Berdasarkan data kependudukan, Sulawesi Utara, di mana Manado menjadi ibu kotanya, memiliki persentase penduduk beragama Kristen yang sangat dominan. Berdasarkan data dari BPS jumlah umat Kristen di Manado sekitar 70 persen dengan rincian, protestan 62,89 persen dan Katolik 5,32 persen
Kondisi ini secara langsung memengaruhi kuatnya tradisi keagamaan dan budaya komunal di masyarakat, membuat antusiasme menyambut Natal terasa meluas hingga ke setiap sudut kota.
Kota Seribu Lampu: Kemeriahan Dekorasi dan Musik Koor Natal
Kemeriahan Natal di Manado sudah terasa sejak awal Desember. Masyarakat Manado memiliki kebiasaan menghias rumah, jalan, dan fasilitas publik dengan dekorasi yang sangat totalitas. Lampu-lampu Natal yang gemerlap (Christmas light) seolah menyelimuti kota, menjadikannya ‘Kota Seribu Lampu Natal’.
Selain dekorasi, musik menjadi elemen penting. Paduan suara (Koor Natal) menjadi kegiatan wajib yang digalakkan. Gereja, lingkungan, hingga institusi menyiapkan kelompok koor untuk tampil di berbagai acara, menciptakan suasana khidmat sekaligus meriah di setiap ibadah dan perayaan Natal.
Tradisi Unik Kunci Taon: Puncak Perayaan Akhir Tahun
Kegiatan masyarakat Manado dalam menyambut Natal mencapai puncaknya melalui tradisi unik bernama “Kunci Taon” (kunci tahun). Tradisi ini secara khusus dilakukan sekitar satu minggu setelah perayaan Tahun Baru.

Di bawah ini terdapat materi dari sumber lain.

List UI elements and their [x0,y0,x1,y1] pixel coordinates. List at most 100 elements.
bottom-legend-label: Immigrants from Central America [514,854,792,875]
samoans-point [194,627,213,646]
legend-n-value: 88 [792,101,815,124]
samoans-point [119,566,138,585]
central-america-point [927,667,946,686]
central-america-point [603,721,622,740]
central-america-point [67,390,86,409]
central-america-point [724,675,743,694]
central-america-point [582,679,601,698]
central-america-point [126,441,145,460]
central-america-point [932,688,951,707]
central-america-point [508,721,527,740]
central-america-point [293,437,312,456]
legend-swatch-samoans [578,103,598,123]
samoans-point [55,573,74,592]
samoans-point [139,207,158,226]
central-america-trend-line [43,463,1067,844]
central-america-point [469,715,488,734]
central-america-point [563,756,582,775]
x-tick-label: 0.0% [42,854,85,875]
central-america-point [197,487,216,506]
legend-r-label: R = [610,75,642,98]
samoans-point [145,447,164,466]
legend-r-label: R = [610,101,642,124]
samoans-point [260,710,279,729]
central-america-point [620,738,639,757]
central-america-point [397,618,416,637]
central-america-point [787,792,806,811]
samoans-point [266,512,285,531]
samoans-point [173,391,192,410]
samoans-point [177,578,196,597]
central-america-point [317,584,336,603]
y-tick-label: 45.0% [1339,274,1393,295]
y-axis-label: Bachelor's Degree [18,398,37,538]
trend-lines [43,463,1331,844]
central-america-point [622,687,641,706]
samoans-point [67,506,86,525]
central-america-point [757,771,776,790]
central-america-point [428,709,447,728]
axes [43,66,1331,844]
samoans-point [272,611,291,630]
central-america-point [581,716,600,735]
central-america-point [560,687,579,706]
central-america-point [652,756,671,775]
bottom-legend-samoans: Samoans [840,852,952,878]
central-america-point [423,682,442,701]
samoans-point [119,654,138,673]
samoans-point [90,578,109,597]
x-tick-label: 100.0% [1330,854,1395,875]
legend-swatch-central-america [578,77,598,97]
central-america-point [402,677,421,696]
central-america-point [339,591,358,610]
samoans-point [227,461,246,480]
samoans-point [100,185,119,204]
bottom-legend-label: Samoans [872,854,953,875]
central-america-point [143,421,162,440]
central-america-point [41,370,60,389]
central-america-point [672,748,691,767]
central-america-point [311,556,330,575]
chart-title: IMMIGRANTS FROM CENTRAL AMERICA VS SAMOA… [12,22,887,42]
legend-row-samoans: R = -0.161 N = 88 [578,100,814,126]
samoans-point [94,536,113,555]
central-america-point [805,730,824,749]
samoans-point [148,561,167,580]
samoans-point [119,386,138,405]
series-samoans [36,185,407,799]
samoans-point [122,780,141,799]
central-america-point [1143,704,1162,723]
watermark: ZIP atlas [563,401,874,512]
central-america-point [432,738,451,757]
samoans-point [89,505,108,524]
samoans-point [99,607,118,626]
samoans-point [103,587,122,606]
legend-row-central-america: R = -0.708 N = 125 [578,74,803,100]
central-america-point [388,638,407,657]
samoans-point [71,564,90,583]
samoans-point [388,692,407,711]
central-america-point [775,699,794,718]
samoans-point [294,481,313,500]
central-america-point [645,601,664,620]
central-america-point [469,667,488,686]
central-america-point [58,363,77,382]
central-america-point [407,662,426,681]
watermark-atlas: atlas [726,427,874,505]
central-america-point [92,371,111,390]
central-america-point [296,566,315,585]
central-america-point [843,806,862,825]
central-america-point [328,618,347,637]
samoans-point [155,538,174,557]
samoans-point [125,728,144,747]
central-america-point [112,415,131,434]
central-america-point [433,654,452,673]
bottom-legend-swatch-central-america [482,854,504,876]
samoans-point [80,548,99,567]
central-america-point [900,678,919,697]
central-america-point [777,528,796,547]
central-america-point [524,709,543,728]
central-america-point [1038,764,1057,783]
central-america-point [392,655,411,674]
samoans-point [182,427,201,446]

Kunci Taon menjadi penutup rangkaian panjang perayaan akhir tahun. Dalam tradisi ini, masyarakat biasanya menggelar parade kostum yang kreatif dan pawai mobil hias yang diarak keliling kota. Perayaan ini adalah wujud syukur atas tahun yang telah dilewati dan harapan untuk menyambut tahun yang baru dengan sukacita. Semangat kebersamaan dan kegembiraan sangat kentara dalam tradisi Kunci Taon ini.
Hidangan Wajib Natal: Dari Tinutuan Hingga Kue Khas
Perayaan Natal di Manado tentu tidak lengkap tanpa hidangan khas yang melimpah. Meskipun Tinutuan (bubur Manado) dikenal sebagai makanan khas harian, hidangan ini sering disajikan saat perayaan bersama berbagai lauk pedas khas Minahasa.
Selain itu, hidangan yang identik dengan Natal adalah berbagai kue-kue tradisional yang disiapkan khusus untuk menjamu tamu dan sanak saudara. Kunjungan keluarga (open house) menjadi agenda wajib di Hari Natal.
Mereka saling berkunjung ke rumah kerabat, tetangga, dan teman untuk berbagi hidangan, tawa, dan berkat. Kebersamaan yang kuat inilah yang menjadikan Natal di Manado begitu hangat dan tak terlupakan.